Górak: To nie są oczywiste pozycje dla niektórych zawodników i rzeczywiście, rola Bartka dzisiaj na pozycji wahadłowego, a jednocześnie waga meczu i ciężar gatunkowy meczu, ja absolutnie nie powiem. Być może to są trudne momenty, wiadomo, że jesteśmy przyzwyczajeni do gry Marcina Wasielewskiego, czy Grześka Rogali, którzy są klasycznymi wahadłowymi. Liczyłem na doświadczenie Bartka, na jego ogromny charakter i na jego podejście do takich momentów. Zawsze można na niego liczyć, dzisiaj mnie absolutnie nie zawiódł w grze. Być może będą momenty, gdzie zwrócimy uwagę co poprawić, ale jestem zadowolony. Wasielewski nie grał z powodu czterech żółtych kartek, też zszedł ostatnio z drobnym urazem, Grzesiek Rogala również, no i walczymy z czasem. Wiem, że każdy dzień i praca naszych fizjoterapeutów na najwyższym poziomie będzie doprowadzała do tego, że w następnym meczu będę mógł na nich liczyć. Dzisiaj już też Komor w zasadzie wrócił do drużyny, a Oskar Repka skończył karę za czerwoną kartkę, Christian Aleman również, mam nadzieję, z każdym treningiem będzie bliższy i w każdym meczu będzie do naszej dyspozycji. 

Pytanie o postawę Jakuba Araka, który wszedł i zdobył decydującego gola. Czy da mu ta bramka szansę na regularną grę?

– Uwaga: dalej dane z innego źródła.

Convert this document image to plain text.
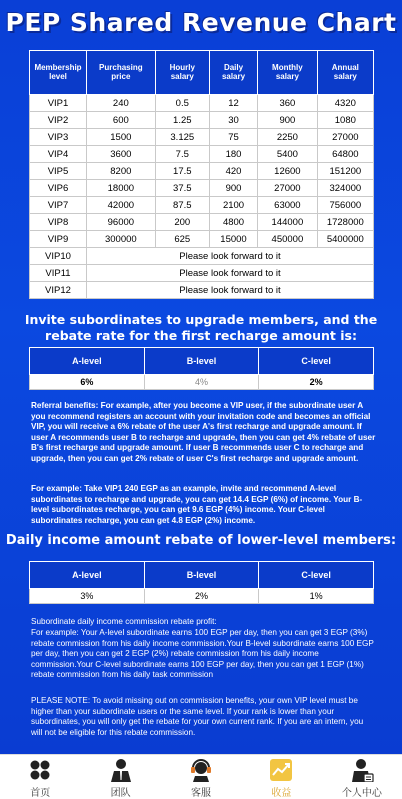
PEP Shared Revenue Chart
Membership level	Purchasing price	Hourly salary	Daily salary	Monthly salary	Annual salary
VIP1	240	0.5	12	360	4320
VIP2	600	1.25	30	900	1080
VIP3	1500	3.125	75	2250	27000
VIP4	3600	7.5	180	5400	64800
VIP5	8200	17.5	420	12600	151200
VIP6	18000	37.5	900	27000	324000
VIP7	42000	87.5	2100	63000	756000
VIP8	96000	200	4800	144000	1728000
VIP9	300000	625	15000	450000	5400000
VIP10	Please look forward to it				
VIP11	Please look forward to it				
VIP12	Please look forward to it				
Invite subordinates to upgrade members, and the rebate rate for the first recharge amount is:
A-level	B-level	C-level
6%	4%	2%
Referral benefits: For example, after you become a VIP user, if the subordinate user A you recommend registers an account with your invitation code and becomes an official VIP, you will receive a 6% rebate of the user A's first recharge and upgrade amount. If user A recommends user B to recharge and upgrade, then you can get 4% rebate of user B's first recharge and upgrade amount. If user B recommends user C to recharge and upgrade, then you can get 2% rebate of user C's first recharge and upgrade amount.
For example: Take VIP1 240 EGP as an example, invite and recommend A-level subordinates to recharge and upgrade, you can get 14.4 EGP (6%) of income. Your B-level subordinates recharge, you can get 9.6 EGP (4%) income. Your C-level subordinates recharge, you can get 4.8 EGP (2%) income.
Daily income amount rebate of lower-level members:
A-level	B-level	C-level
3%	2%	1%
Subordinate daily income commission rebate profit:
For example: Your A-level subordinate earns 100 EGP per day, then you can get 3 EGP (3%) rebate commission from his daily income commission.Your B-level subordinate earns 100 EGP per day, then you can get 2 EGP (2%) rebate commission from his daily income commission.Your C-level subordinate earns 100 EGP per day, then you can get 1 EGP (1%) rebate commission from his daily task commission
PLEASE NOTE: To avoid missing out on commission benefits, your own VIP level must be higher than your subordinate users or the same level. If your rank is lower than your subordinates, you will only get the rebate for your own current rank. If you are an intern, you will not be eligible for this rebate commission.
首页	团队	客服	收益	个人中心
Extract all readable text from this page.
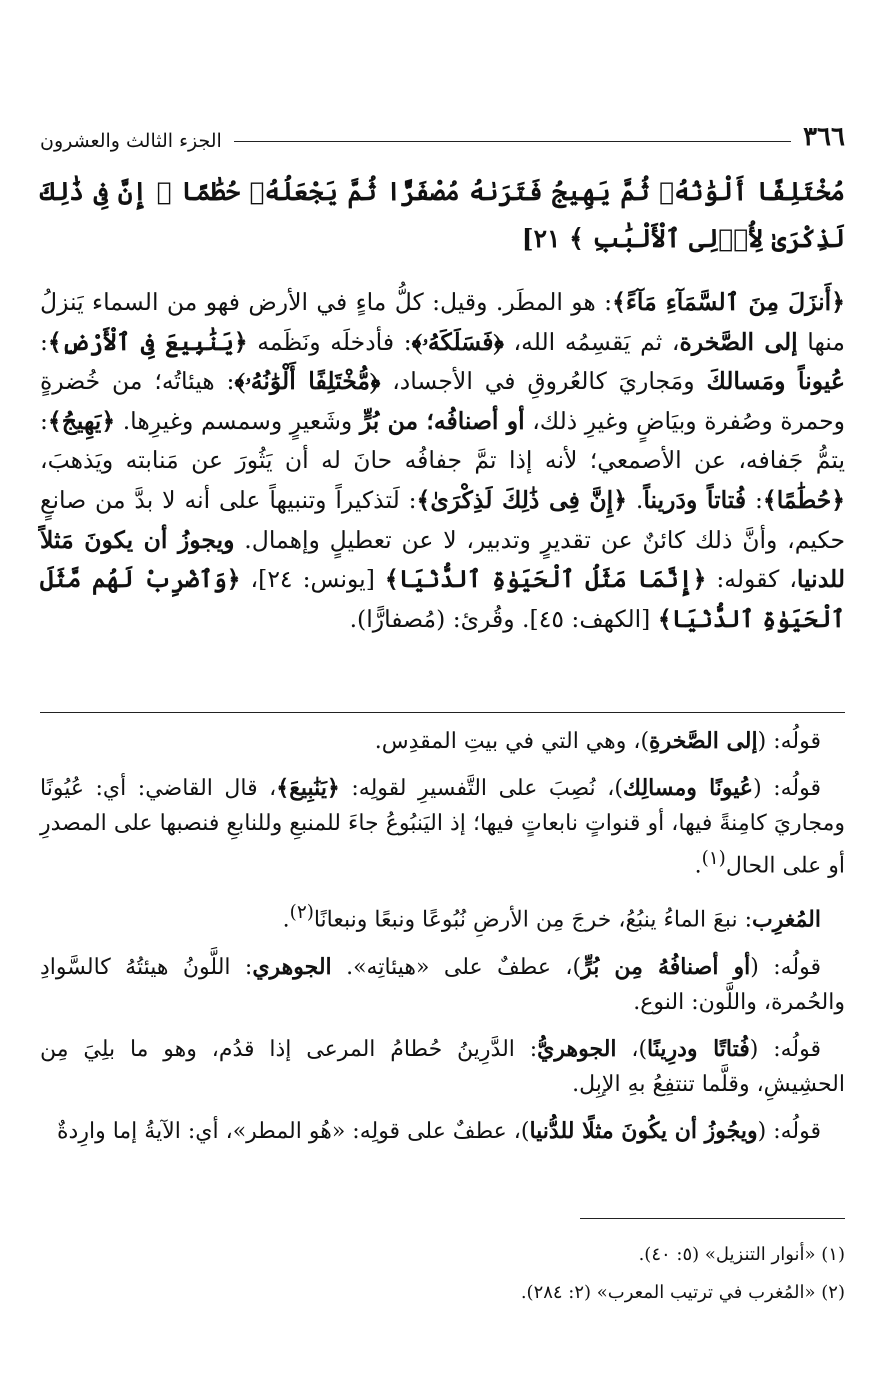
٣٦٦
الجزء الثالث والعشرون
مُخْتَلِفًا أَلْوَٰنُهُۥ ثُمَّ يَهِيجُ فَتَرَىٰهُ مُصْفَرًّا ثُمَّ يَجْعَلُهُۥ حُطَٰمًا ۚ إِنَّ فِى ذَٰلِكَ لَذِكْرَىٰ لِأُو۟لِى ٱلْأَلْبَٰبِ ﴾ ٢١]
﴿أَنزَلَ مِنَ ٱلسَّمَآءِ مَآءً﴾: هو المطَر. وقيل: كلُّ ماءٍ في الأرض فهو من السماء يَنزلُ منها إلى الصَّخرة، ثم يَقسِمُه الله، ﴿فَسَلَكَهُۥ﴾: فأدخلَه ونَظَمه ﴿يَنَٰبِيعَ فِى ٱلْأَرْضِ﴾: عُيوناً ومَسالكَ ومَجاريَ كالعُروقِ في الأجساد، ﴿مُّخْتَلِفًا أَلْوَٰنُهُۥ﴾: هيئاتُه؛ من خُضرةٍ وحمرة وصُفرة وبيَاضٍ وغيرِ ذلك، أو أصنافُه؛ من بُرٍّ وشَعيرٍ وسمسم وغيرِها. ﴿يَهِيجُ﴾: يتمُّ جَفافه، عن الأصمعي؛ لأنه إذا تمَّ جفافُه حانَ له أن يَثُورَ عن مَنابته ويَذهبَ، ﴿حُطَٰمًا﴾: فُتاتاً ودَريناً. ﴿إِنَّ فِى ذَٰلِكَ لَذِكْرَىٰ﴾: لَتذكيراً وتنبيهاً على أنه لا بدَّ من صانعٍ حكيم، وأنَّ ذلك كائنٌ عن تقديرٍ وتدبير، لا عن تعطيلٍ وإهمال. ويجوزُ أن يكونَ مَثلاً للدنيا، كقوله: ﴿إِنَّمَا مَثَلُ ٱلْحَيَوٰةِ ٱلدُّنْيَا﴾ [يونس: ٢٤]، ﴿وَٱضْرِبْ لَهُم مَّثَلَ ٱلْحَيَوٰةِ ٱلدُّنْيَا﴾ [الكهف: ٤٥]. وقُرئ: (مُصفارًّا).

قولُه: (إلى الصَّخرةِ)، وهي التي في بيتِ المقدِس.

قولُه: (عُيونًا ومسالِك)، نُصِبَ على التَّفسيرِ لقولِه: ﴿يَنَٰبِيعَ﴾، قال القاضي: أي: عُيُونًا ومجاريَ كامِنةً فيها، أو قنواتٍ نابعاتٍ فيها؛ إذ اليَنبُوعُ جاءَ للمنبعِ وللنابعِ فنصبها على المصدرِ أو على الحال$^{(١)}$.

المُغرِب: نبعَ الماءُ ينبُعُ، خرجَ مِن الأرضِ نُبُوعًا ونبعًا ونبعانًا$^{(٢)}$.

قولُه: (أو أصنافُهُ مِن بُرٍّ)، عطفٌ على «هيئاتِه». الجوهري: اللَّونُ هيئتُهُ كالسَّوادِ والحُمرة، واللَّون: النوع.

قولُه: (فُتاتًا ودرِينًا)، الجوهريُّ: الدَّرِينُ حُطامُ المرعى إذا قدُم، وهو ما بلِيَ مِن الحشِيشِ، وقلَّما تنتفِعُ بهِ الإبِل.

قولُه: (ويجُوزُ أن يكُونَ مثلًا للدُّنيا)، عطفٌ على قولِه: «هُو المطر»، أي: الآيةُ إما وارِدةٌ

(١) «أنوار التنزيل» (٥: ٤٠).

(٢) «المُغرب في ترتيب المعرب» (٢: ٢٨٤).
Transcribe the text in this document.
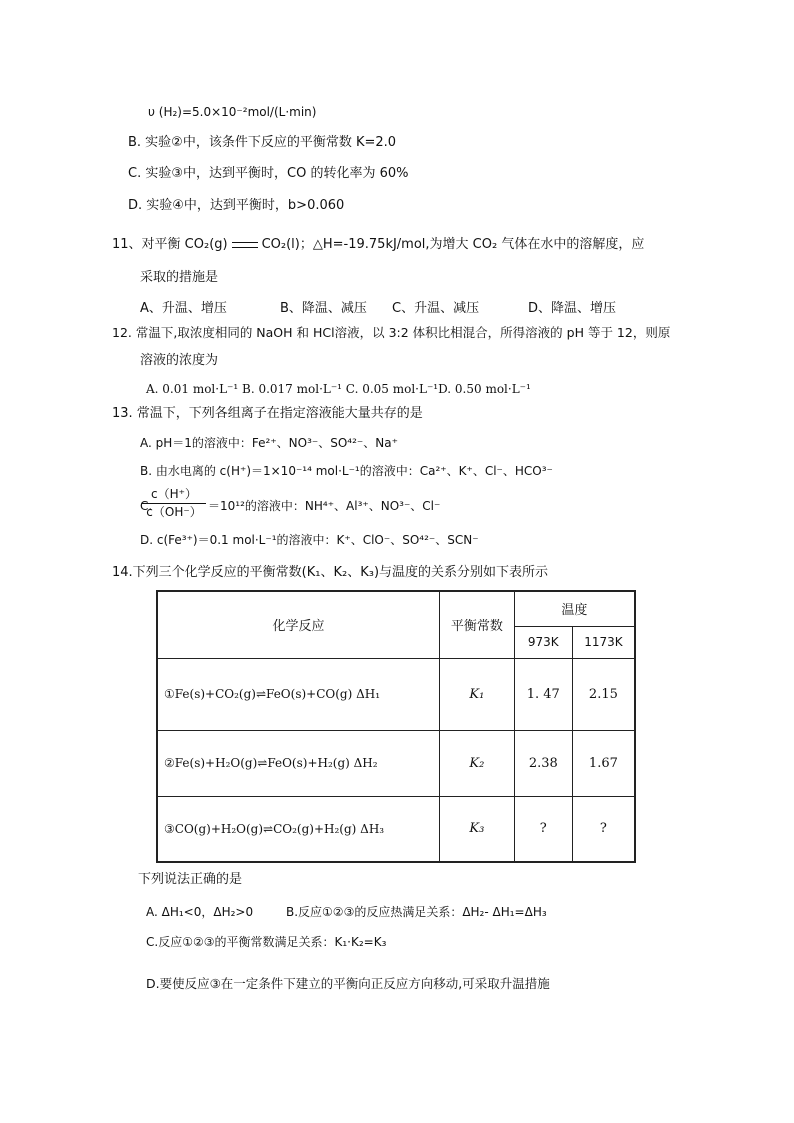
υ (H₂)=5.0×10⁻²mol/(L·min)
B. 实验②中，该条件下反应的平衡常数 K=2.0
C. 实验③中，达到平衡时，CO 的转化率为 60%
D. 实验④中，达到平衡时，b>0.060
11、对平衡 CO₂(g)	CO₂(l)；△H=-19.75kJ/mol,为增大 CO₂ 气体在水中的溶解度，应
采取的措施是
A、升温、增压	B、降温、减压 C、升温、减压	D、降温、增压
12. 常温下,取浓度相同的 NaOH 和 HCl溶液，以 3:2 体积比相混合，所得溶液的 pH 等于 12，则原
溶液的浓度为
A. 0.01 mol·L⁻¹ B. 0.017 mol·L⁻¹ C. 0.05 mol·L⁻¹D. 0.50 mol·L⁻¹
13. 常温下，下列各组离子在指定溶液能大量共存的是
A. pH＝1的溶液中：Fe²⁺、NO³⁻、SO⁴²⁻、Na⁺
B. 由水电离的 c(H⁺)＝1×10⁻¹⁴ mol·L⁻¹的溶液中：Ca²⁺、K⁺、Cl⁻、HCO³⁻
C.
c（H⁺）
c（OH⁻） ＝10¹²的溶液中：NH⁴⁺、Al³⁺、NO³⁻、Cl⁻
D. c(Fe³⁺)＝0.1 mol·L⁻¹的溶液中：K⁺、ClO⁻、SO⁴²⁻、SCN⁻
14.下列三个化学反应的平衡常数(K₁、K₂、K₃)与温度的关系分别如下表所示
化学反应	平衡常数	温度	
		973K	1173K
①Fe(s)+CO₂(g)⇌FeO(s)+CO(g) ΔH₁	K₁	1. 47	2.15
②Fe(s)+H₂O(g)⇌FeO(s)+H₂(g) ΔH₂	K₂	2.38	1.67
③CO(g)+H₂O(g)⇌CO₂(g)+H₂(g) ΔH₃	K₃	?	?
下列说法正确的是
A. ΔH₁<0，ΔH₂>0	B.反应①②③的反应热满足关系：ΔH₂- ΔH₁=ΔH₃
C.反应①②③的平衡常数满足关系：K₁·K₂=K₃
D.要使反应③在一定条件下建立的平衡向正反应方向移动,可采取升温措施
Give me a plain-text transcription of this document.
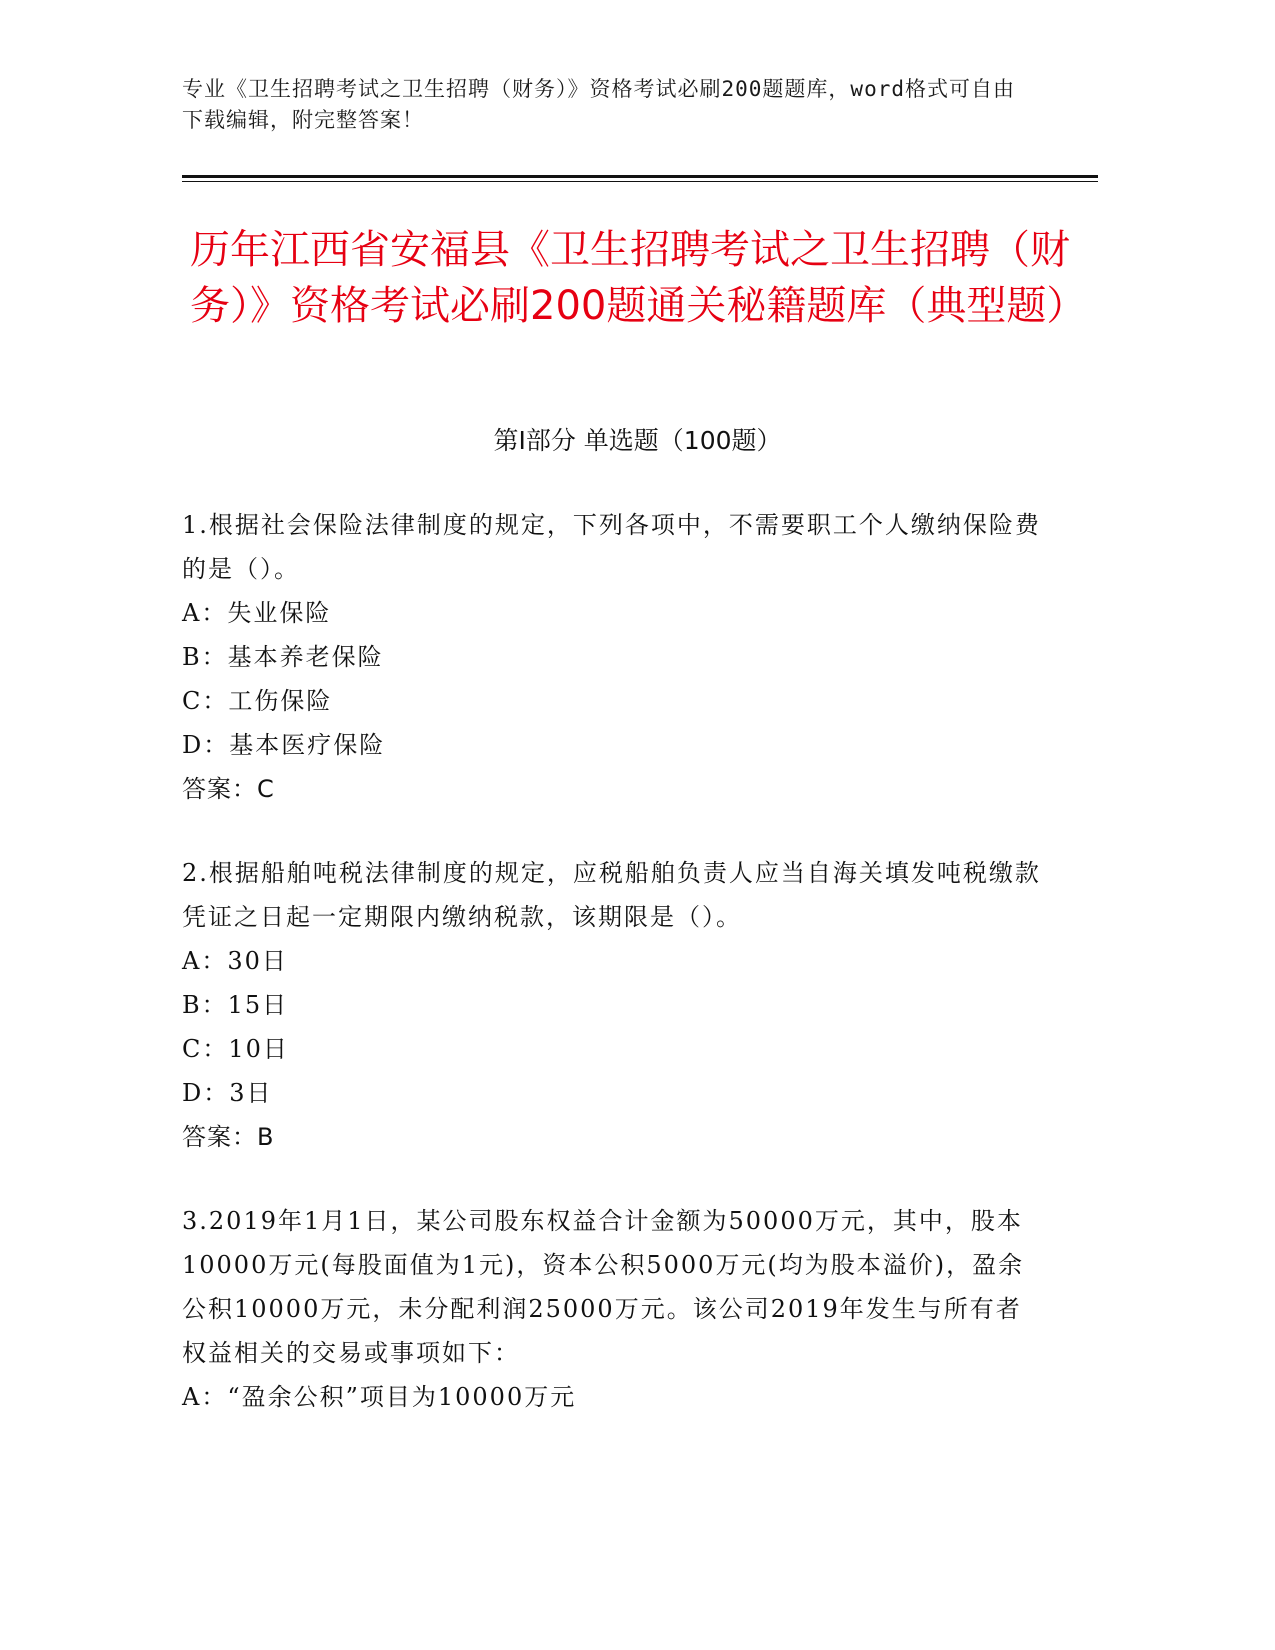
专业《卫生招聘考试之卫生招聘（财务）》资格考试必刷200题题库，word格式可自由下载编辑，附完整答案！
历年江西省安福县《卫生招聘考试之卫生招聘（财务）》资格考试必刷200题通关秘籍题库（典型题）
第Ⅰ部分 单选题（100题）

1.根据社会保险法律制度的规定，下列各项中，不需要职工个人缴纳保险费的是（）。

A：失业保险

B：基本养老保险

C：工伤保险

D：基本医疗保险

答案：C

2.根据船舶吨税法律制度的规定，应税船舶负责人应当自海关填发吨税缴款凭证之日起一定期限内缴纳税款，该期限是（）。

A：30日

B：15日

C：10日

D：3日

答案：B

3.2019年1月1日，某公司股东权益合计金额为50000万元，其中，股本10000万元(每股面值为1元)，资本公积5000万元(均为股本溢价)，盈余公积10000万元，未分配利润25000万元。该公司2019年发生与所有者权益相关的交易或事项如下：

A：“盈余公积”项目为10000万元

Górak: Na pewno i Kuba i my, jako sztab, odczuwamy ogromną satysfakcję ze strzelonej bramki. Jestem bardzo zadowolony i zbudowany jego postawą. Jeśli napastnik nie dostaje minut, nie strzela bramek, to zawsze wokół niego robi się taka atmosfera ciężka, trudna. Trzeba się wykazywać ogromnym charakterem, gramy dla kibiców, oni nas po prostu oceniają. Taki jest nasz zawód, niekiedy ktoś jest za bardzo ktoś dotknięty, ale właśnie w takich momentach trzeba pokazywać swoją pasję do piłki. Moim zdaniem w niedalekiej przyszłości będzie świetnym trenerem, kapitalnie się z nim rozmawia o piłce, o tej sytuacji. On ją rozumie, wiem, że dzisiaj go to kosztowało dużo emocji, bo przecież  to jest Warszawiak, tym bardziej bramka tutaj smakuje niesamowicie. Ja jestem ogromnie szczęśliwy, że zdobył tę bramkę.

***

Rafał Smalec: Myślę, że sporo czasu upłynie, zanim nie tylko ja, ale wszyscy zrozumiemy to, co się wydarzyło w końcówce spotkanie. Śmiało można powiedzieć, że graliśmy najlepszy mecz w ostatnim czasie, a zostajemy z niczym. Popełniliśmy katastrofalne błędy i straciliśmy wszystko, na co pracowaliśmy przez tak naprawdę 89 minut. Teraz jedyne, nad czym będziemy musieli się skupić, to żeby to zrozumieć i wyrzucić z głów, spokojnie przepracować następny mikrocykl. Co bym nie powiedział to i tak nie będzie miało znaczenia, bo zostajemy z niczym. 

Pytanie: Kibice skandowali „Smalec do dymisji”. Czy taki scenariusz jest możliwy?

Smalec: Ja jestem trenerem Polonii i, z tego co wiem, nadal będę tę funkcję pełnił. Ja do dymisji się nie podam, władze nade mną ma prezes i jemu podlegam.